Evolve Smoothly, Fit Consistently: Learning Smooth Latent Dynamics For Advection-Dominated Systems
This work addresses the problem of computationally expensive simulations for researchers and engineers in computational physics, though it appears incremental as it builds on existing latent modeling approaches with specific regularization.
The paper tackles the challenge of creating efficient surrogate models for advection-dominated physical systems, which are difficult to simulate due to slow-decaying Kolmogorov n-width, by developing a hypernetwork-based latent dynamical framework that achieves accurate multi-step rollout predictions with much faster inference speed compared to competitors.
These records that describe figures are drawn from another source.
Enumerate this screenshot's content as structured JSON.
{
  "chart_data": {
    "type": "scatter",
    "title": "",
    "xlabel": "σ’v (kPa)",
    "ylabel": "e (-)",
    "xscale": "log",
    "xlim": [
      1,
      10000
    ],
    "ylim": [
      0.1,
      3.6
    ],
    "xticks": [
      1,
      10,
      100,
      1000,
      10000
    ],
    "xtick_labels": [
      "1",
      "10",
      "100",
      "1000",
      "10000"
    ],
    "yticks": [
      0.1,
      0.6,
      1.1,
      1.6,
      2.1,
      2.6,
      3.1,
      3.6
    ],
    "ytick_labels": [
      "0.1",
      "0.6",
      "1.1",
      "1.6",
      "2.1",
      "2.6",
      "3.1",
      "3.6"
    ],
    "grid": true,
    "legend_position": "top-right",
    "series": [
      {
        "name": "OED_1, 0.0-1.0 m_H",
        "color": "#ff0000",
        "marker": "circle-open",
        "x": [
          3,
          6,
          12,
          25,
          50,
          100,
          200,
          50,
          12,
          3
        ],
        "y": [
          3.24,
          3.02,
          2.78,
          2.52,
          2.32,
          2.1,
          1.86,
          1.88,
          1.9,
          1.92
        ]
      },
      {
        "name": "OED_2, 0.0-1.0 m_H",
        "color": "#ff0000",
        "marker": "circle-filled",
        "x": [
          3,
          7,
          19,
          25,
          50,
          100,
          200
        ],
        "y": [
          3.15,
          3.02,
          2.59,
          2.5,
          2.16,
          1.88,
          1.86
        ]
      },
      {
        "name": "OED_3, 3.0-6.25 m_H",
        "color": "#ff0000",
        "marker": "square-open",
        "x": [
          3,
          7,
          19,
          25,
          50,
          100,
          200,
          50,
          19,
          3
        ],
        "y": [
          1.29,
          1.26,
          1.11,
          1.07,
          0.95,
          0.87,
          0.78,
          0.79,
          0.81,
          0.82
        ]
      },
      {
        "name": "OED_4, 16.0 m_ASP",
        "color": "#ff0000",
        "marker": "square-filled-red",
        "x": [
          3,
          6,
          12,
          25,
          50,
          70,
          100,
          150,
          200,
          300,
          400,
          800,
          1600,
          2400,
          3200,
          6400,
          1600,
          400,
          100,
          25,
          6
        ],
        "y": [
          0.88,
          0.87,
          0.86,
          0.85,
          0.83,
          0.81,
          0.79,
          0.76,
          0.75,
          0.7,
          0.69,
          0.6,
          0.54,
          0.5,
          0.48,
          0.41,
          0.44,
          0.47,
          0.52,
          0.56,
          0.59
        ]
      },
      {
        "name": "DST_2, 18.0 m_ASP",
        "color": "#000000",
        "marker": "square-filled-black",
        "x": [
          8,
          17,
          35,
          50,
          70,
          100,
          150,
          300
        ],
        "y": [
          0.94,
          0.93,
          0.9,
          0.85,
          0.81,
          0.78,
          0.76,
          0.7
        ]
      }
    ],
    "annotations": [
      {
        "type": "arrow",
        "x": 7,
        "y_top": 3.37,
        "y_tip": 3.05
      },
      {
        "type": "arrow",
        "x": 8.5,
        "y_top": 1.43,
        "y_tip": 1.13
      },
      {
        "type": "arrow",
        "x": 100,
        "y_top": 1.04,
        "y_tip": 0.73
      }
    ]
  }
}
We present a data-driven, space-time continuous framework to learn surrogate models for complex physical systems described by advection-dominated partial differential equations. Those systems have slow-decaying Kolmogorov n-width that hinders standard methods, including reduced order modeling, from producing high-fidelity simulations at low cost. In this work, we construct hypernetwork-based latent dynamical models directly on the parameter space of a compact representation network. We leverage the expressive power of the network and a specially designed consistency-inducing regularization to obtain latent trajectories that are both low-dimensional and smooth. These properties render our surrogate models highly efficient at inference time. We show the efficacy of our framework by learning models that generate accurate multi-step rollout predictions at much faster inference speed compared to competitors, for several challenging examples.